Luzhin will not take place as long as he lives! He meets the policeman, Zamyotov, while he is out. The scene with Sonya's returning to her home introduces the very important personage of Svidrigailov. Later, in the streets, Raskolnikov hears that the pawnbroker will be alone in her apartment the next evening. He takes the purse and drops the crosses on the body, then returns to the bedroom. Since then the family had moved around and Marmeladov had obtained a position and lost it through drinking. Raskolnikov, who is visiting his mother, tells her that he will always love her and then returns to his room, where he tells Dunya that he is planning to confess. Petersburg to try to hook up with Dounia.
Another person joins the large gentleman, whom he addresses as. Summary The family conference is suddenly interrupted by the appearance of Sonya, dressed in modest simplicity, filled with embarrassment and humility. Raskolnikov's personal schism, which we have already glimpsed, comes through very clearly in this chapter. He enters a nearby cook-shop, where he drinks a glass of vodka and eats a piece of pie. Raskolnikov is once again caught in his own schism. Analysis This chapter is the most disjointed or the least unified of any chapter.
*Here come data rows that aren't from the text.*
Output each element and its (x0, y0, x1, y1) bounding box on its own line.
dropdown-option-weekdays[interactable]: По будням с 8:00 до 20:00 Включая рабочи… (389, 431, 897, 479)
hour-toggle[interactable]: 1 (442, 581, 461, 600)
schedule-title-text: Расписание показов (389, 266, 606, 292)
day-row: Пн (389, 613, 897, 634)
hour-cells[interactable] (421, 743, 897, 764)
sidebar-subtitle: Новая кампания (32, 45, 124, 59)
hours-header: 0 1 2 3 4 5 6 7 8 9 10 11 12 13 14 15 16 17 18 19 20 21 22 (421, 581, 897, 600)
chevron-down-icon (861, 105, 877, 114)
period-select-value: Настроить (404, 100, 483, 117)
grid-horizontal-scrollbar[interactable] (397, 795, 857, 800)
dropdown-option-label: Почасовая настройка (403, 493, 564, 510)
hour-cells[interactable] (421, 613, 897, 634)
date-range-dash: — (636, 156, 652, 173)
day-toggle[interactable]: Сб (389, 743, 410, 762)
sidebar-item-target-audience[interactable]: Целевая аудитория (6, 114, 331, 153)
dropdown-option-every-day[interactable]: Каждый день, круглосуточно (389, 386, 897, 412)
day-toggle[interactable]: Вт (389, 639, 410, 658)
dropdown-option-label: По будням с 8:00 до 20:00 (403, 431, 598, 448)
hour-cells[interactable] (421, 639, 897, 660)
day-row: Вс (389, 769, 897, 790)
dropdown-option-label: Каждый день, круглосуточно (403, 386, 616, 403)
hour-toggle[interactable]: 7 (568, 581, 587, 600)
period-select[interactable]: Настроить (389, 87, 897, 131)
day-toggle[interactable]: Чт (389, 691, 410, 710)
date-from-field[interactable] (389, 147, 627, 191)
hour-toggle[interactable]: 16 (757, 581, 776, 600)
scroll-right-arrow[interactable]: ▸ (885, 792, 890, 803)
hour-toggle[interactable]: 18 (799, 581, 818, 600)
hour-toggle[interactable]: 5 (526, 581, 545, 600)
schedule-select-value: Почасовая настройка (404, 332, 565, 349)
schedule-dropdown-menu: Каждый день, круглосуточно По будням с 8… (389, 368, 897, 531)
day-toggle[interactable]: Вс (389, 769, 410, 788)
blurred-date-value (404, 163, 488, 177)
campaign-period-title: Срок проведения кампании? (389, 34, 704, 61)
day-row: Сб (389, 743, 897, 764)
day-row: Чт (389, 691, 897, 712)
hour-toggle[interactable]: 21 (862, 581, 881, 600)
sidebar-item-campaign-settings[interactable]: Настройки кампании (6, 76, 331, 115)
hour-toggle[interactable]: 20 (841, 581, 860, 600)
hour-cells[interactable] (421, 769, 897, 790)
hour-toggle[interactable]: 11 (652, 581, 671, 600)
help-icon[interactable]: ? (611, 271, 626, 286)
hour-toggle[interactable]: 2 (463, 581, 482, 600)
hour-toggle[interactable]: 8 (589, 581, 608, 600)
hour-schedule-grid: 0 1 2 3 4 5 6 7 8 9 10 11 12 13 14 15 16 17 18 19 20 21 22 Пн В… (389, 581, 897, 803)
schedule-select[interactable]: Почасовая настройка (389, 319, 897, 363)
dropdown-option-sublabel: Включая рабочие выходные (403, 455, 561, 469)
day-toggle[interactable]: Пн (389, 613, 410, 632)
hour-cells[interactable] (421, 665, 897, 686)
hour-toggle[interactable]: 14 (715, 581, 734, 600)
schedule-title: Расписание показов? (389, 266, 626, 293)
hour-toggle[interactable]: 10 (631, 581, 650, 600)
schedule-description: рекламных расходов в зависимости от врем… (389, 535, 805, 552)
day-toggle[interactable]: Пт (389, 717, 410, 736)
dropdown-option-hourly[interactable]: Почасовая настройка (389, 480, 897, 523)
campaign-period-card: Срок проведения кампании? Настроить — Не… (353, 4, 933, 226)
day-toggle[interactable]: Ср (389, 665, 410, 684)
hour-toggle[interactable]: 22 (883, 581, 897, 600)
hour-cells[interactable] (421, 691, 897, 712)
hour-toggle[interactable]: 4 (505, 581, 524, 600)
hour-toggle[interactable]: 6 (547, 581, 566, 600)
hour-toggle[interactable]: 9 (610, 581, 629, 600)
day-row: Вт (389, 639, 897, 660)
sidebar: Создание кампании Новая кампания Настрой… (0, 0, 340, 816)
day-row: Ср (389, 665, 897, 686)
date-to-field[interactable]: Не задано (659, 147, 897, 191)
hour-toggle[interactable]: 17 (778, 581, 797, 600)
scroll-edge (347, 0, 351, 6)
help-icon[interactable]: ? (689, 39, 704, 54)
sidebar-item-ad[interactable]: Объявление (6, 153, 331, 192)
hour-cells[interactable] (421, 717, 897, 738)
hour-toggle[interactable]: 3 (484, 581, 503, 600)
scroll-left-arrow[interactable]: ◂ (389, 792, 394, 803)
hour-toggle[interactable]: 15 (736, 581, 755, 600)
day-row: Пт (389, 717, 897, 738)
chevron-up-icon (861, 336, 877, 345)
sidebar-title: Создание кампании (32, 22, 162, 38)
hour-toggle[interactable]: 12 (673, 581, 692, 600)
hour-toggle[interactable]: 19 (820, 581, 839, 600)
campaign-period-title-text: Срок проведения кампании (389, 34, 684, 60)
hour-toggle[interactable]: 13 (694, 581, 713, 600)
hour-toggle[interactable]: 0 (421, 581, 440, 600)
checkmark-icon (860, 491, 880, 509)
Razumikhin, Zossimov, and Nastasya chat about the recent double murder. He cannot think clearly, cannot see the situation as a whole. He's freezing in the hot sunlight. She collapses after a confrontation with a policeman and, soon after being brought back to her room, dies. Finally, he urges him to confess, telling him that he will receive a lighter sentence if he does so.
He goes to the Crystal Palace and runs into Zametov, a cop. Unfortunately for Dunya, Marfa Petrovna, the lady of the house, overheard her husband and Dunya in the garden one day, and confronted them with the assumption that Dunya was at fault. He forces Sonya to read to him the biblical story of Lazarus, who was resurrected by Jesus. On his way out, Raskolnikov notices a crowd gathering in the street. There he finds that the outside door, between the entryway and the stairs, is open! Chapter 7: The door is opened a crack and two eyes peer out at him mistrustfully.
Suddenly Raskolnikov gets very angry and is possessed by the desire to insult the man. She asks what kind of work, and he replies that he thinks, which response sends her into gales of laughter. He doesn't know what to do with himself. It is also testament to his overwhelming fear. Raskolnikov mentions crime and murder, almost convincing the policeman that he is the killer. Dostoevsky may be making an oblique comment on faith, notably that Raskolnikov's must not have been very strong if it could be so easily overthrown.
Fair Fights Crime and Punishment is a novel about human struggle and its varying degrees of results. After questioning Sonya about her morals concerning murder, Raskolnikov confesses his crime to her. Which means there wouldn't be any obstacles to Raskolnikov committing the murder as planned. Amalia Lippewechsel, the landlady, barges in at last and shouts at the Marmeladovs to clear out by the next day. When he catches up to the man in the street, the man calls him a murderer. Dunya was given job offers and the whole town began treating her with respect, and one , a distant relative of Marfa Petrovna, proposed to her. Marfa Svidrigailov, exonerated publically by the same woman, and then proposed to by a government official named Luzhin.
The rest of the book details Raskolnikov's personal and, at the very end, official punishment. Yet in the very midst of his careful preparation, he is alternately disturbed by the loathsomeness and ugliness of the crime and that his entire plan is atrocious and degrading. When Raskolnikov asks in jest whether Svidrigailov would ever consider shooting himself, to allay his boredom, Svidrigailov grows nervous—he does not like to hear the topic of death discussed. Place and heads toward K. Porfiry basically accuses Raskolnikov of being the murderer.
This rambling chapter is not at all typical of the rest of the novel. Interrupting his thoughts, Luzhin's roommate, Andre Semyonovitch Lebezyatnikov, engages him in a discussion on Russian philosophies and liberal ideas. He also realizes that his thoughts are confused, partly because he had eaten practically nothing for two days. Filled with a sudden thirst for alcohol, he descends into a tavern for the first time in his life and sits in a dark corner. He notices a bucket of water in the kitchen, and goes to wash his hands and the axe.